Timing in with Miami Real Estate Market’s Boom and Bust

The year is 2005 and it was all the way living, it was some good years for the overall real estate market and it was a fun time for investors, developers and the buyers as well. Looking back when this was Boomtown in 2005, when ABC News did that first story, it met a young real estate lawyer and speculator named Richard DeNapoli. He’d bought four condos worth $1 million with a $200,000 down payment. DeNapoli was banking on a $400,000 profit for his four condos. And according to him it was on of his business highlights.

But today, those condos are nearing completion, and his expectations are more modest. DeNapoli has flipped his four units to other Florida home mortgage loan applicants, but for less than he’d hoped. Because he bought in early enough he’ll make a $275,000 profit and that is a big maybe. The worst-case scenario, he said, would be to break even or have to buy and then rent the units he speculated on. That is what this high-low movement of the real estate market is going. “It’s a stalemate right now,” DeNapoli said, “between buyers who have a lot of supply to look at and sellers who don’t want to budge on their asking prices.” Obviously he can’t believe the movement either.

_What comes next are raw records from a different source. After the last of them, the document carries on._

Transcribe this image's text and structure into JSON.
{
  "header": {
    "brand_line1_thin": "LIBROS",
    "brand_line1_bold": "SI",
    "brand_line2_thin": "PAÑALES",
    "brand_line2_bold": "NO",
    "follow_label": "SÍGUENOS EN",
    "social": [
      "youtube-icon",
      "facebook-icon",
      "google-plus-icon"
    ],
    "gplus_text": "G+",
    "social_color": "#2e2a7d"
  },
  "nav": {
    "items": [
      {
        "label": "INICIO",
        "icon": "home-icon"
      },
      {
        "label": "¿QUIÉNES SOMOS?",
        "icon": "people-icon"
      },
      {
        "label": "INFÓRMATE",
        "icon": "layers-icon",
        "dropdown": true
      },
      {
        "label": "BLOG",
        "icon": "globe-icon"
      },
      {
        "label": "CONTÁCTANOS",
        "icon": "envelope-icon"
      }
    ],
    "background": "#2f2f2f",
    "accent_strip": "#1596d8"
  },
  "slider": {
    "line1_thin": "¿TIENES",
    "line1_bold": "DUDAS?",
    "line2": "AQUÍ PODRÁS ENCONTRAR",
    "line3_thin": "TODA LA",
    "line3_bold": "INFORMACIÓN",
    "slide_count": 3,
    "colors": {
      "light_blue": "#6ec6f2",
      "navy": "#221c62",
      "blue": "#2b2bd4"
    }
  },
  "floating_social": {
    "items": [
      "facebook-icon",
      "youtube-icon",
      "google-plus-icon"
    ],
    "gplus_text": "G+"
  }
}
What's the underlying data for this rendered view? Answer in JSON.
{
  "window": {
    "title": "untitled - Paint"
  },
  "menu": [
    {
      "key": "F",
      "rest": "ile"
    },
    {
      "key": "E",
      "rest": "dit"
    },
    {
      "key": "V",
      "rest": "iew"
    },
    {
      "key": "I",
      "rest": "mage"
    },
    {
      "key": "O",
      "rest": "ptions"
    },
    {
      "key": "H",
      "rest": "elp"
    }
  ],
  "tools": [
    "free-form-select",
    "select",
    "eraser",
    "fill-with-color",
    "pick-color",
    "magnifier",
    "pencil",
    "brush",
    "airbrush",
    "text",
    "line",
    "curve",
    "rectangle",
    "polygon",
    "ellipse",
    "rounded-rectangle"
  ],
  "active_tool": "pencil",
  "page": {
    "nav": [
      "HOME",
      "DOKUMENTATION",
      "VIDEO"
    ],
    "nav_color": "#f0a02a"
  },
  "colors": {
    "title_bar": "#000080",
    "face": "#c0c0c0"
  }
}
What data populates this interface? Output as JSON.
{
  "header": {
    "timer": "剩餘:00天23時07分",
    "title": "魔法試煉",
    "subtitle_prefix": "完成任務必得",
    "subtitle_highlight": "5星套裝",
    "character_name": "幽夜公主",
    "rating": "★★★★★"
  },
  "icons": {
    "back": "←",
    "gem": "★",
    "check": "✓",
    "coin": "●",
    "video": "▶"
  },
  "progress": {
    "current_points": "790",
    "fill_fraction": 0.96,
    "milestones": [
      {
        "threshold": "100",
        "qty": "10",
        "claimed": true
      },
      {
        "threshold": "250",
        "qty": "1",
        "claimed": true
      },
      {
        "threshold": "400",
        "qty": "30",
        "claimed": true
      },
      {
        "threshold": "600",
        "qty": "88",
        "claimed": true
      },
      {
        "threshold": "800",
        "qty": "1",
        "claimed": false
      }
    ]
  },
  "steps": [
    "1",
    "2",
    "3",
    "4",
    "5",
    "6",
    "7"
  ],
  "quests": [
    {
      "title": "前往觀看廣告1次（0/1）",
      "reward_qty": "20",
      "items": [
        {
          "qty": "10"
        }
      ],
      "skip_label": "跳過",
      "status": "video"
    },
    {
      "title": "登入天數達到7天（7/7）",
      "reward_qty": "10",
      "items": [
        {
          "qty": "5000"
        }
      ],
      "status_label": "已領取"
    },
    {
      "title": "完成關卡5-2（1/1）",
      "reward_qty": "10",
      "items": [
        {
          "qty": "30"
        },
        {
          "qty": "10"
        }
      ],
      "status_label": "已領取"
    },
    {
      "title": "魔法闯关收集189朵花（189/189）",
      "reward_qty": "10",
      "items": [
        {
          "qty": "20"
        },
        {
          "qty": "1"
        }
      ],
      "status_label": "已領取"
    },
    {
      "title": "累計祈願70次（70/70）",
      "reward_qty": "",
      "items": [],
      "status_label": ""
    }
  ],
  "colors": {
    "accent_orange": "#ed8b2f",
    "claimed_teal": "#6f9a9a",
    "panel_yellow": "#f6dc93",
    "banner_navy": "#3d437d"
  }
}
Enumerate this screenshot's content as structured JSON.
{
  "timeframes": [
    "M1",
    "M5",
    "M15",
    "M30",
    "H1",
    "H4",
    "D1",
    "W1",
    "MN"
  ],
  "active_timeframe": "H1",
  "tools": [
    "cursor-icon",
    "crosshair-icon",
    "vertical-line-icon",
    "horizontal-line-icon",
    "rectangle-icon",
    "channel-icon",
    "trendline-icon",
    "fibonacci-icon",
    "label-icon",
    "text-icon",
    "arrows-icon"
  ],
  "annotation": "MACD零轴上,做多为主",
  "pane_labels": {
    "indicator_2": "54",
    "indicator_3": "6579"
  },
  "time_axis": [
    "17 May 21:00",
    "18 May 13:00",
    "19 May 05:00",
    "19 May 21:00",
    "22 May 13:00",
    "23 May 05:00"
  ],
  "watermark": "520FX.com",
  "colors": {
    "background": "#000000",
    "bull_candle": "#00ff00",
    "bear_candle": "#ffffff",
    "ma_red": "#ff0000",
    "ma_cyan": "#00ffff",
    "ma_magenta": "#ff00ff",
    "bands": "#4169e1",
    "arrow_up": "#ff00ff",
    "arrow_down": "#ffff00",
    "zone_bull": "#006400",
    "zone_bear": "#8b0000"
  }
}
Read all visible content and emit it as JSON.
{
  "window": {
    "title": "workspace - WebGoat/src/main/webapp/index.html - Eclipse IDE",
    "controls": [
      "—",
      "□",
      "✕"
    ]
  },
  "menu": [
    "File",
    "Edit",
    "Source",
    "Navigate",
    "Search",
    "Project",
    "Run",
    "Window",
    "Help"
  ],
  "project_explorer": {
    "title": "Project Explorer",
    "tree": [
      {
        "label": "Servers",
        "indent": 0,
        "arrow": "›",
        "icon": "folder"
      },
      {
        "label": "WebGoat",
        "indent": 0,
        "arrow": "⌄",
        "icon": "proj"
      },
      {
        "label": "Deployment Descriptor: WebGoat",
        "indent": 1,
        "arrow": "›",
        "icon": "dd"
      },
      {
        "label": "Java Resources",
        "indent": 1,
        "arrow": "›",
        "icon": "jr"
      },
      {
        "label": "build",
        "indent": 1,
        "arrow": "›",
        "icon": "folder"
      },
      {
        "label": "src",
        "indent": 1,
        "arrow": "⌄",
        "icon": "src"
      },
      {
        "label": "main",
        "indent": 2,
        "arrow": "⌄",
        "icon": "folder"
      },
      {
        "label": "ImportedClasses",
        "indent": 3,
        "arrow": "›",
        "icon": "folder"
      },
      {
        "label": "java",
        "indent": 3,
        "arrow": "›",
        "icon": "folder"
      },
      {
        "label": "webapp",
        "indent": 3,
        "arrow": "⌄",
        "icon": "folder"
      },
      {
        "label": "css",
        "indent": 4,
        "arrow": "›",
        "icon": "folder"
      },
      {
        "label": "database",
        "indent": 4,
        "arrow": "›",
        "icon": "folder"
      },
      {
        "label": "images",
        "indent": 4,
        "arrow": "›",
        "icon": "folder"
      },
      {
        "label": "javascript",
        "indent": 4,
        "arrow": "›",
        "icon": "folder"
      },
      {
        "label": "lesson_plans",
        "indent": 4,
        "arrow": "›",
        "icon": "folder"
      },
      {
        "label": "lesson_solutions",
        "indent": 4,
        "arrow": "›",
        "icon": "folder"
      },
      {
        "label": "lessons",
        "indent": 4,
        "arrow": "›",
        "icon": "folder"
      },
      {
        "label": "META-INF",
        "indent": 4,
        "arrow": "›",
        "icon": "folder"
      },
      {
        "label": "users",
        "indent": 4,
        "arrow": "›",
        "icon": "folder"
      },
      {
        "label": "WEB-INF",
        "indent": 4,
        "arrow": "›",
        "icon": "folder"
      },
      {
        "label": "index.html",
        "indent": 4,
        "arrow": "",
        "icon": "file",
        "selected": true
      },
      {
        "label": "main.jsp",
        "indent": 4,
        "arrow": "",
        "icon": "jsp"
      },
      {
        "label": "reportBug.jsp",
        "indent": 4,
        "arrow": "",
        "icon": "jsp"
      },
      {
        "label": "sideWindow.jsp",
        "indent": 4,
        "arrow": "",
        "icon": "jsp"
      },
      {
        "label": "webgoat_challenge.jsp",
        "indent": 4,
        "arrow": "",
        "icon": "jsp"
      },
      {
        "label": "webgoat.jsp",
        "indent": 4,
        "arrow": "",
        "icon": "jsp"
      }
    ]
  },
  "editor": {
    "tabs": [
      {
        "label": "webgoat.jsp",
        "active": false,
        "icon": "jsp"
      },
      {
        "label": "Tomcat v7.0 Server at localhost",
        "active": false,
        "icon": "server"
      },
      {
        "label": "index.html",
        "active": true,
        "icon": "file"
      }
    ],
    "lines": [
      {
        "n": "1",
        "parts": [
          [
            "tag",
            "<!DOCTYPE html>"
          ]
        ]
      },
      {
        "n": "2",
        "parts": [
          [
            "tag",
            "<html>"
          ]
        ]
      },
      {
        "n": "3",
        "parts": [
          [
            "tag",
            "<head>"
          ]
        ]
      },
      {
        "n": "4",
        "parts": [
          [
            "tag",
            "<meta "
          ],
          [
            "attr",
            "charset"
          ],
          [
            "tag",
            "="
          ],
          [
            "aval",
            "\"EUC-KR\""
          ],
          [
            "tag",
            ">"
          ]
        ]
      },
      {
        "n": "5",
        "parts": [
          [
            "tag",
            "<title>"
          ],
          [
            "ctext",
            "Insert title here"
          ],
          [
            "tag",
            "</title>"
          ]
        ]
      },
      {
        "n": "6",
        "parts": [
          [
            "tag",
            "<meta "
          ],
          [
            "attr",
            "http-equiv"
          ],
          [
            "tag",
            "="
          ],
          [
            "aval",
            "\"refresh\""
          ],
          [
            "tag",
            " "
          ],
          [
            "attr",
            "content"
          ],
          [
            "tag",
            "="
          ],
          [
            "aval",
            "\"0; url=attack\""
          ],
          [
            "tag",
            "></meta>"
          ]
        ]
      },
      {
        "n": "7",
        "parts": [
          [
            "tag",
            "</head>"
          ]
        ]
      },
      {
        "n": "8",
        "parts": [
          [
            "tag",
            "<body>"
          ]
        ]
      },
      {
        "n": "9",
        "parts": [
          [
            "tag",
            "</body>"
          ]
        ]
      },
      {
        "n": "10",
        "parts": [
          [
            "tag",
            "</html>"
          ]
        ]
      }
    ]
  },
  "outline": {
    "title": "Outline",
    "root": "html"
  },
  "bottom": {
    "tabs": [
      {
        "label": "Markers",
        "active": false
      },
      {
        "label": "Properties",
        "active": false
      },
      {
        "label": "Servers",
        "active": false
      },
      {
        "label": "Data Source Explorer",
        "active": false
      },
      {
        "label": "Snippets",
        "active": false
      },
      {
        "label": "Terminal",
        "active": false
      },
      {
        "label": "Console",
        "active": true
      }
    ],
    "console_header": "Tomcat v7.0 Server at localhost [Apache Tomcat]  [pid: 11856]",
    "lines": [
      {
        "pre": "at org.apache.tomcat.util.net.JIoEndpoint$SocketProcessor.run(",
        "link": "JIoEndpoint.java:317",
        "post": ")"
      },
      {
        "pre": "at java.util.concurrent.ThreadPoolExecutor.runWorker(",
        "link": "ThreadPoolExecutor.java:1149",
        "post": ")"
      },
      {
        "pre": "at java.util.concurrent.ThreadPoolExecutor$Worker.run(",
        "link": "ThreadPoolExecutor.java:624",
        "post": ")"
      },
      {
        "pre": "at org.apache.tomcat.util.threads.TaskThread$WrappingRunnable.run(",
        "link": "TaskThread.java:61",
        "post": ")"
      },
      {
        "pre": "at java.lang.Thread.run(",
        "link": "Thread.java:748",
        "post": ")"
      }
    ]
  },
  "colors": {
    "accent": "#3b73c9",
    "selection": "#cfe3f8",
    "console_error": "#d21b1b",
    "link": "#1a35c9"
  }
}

Ok looking back in 2005 again, “The equation is that you have speculators buying units, and they’re trying to flip their contract to other speculators who in turn are trying to flip their contract to other speculators,” Jack Winston, an analyst with Goodkin consulting, saw a boom based on shaky foundations.” He also said at the time. “Somewhere along the line, you are going to run out of speculators.” Now, Winston is saying: I told you so. And I think that is fact considering the market’s state right now. It is unavoidable thus reality strikes in.

He continue saying that “Basically, we predicted at that time it was pretty close to a Ponzi scheme.” And adds, “And the last person is the one who gets hurt. And that’s basically what happened here.” Winston and others estimate that 70 percent of the Miami condo market was driven by those speculators in search of quick profits. “Probably some time around
September or November of 2005, it was as if someone turned off the spigot,” he says. “Since that time, new sales at condominium projects have come to a halt, practically a stand still.” It is more to a fault that the market is in a stand still mode and has been there for some reasons as well. The lesson on this is learned for sure. Analyzing the past few years of the market and its state now, it is hard to compare but the difference is obviously seen.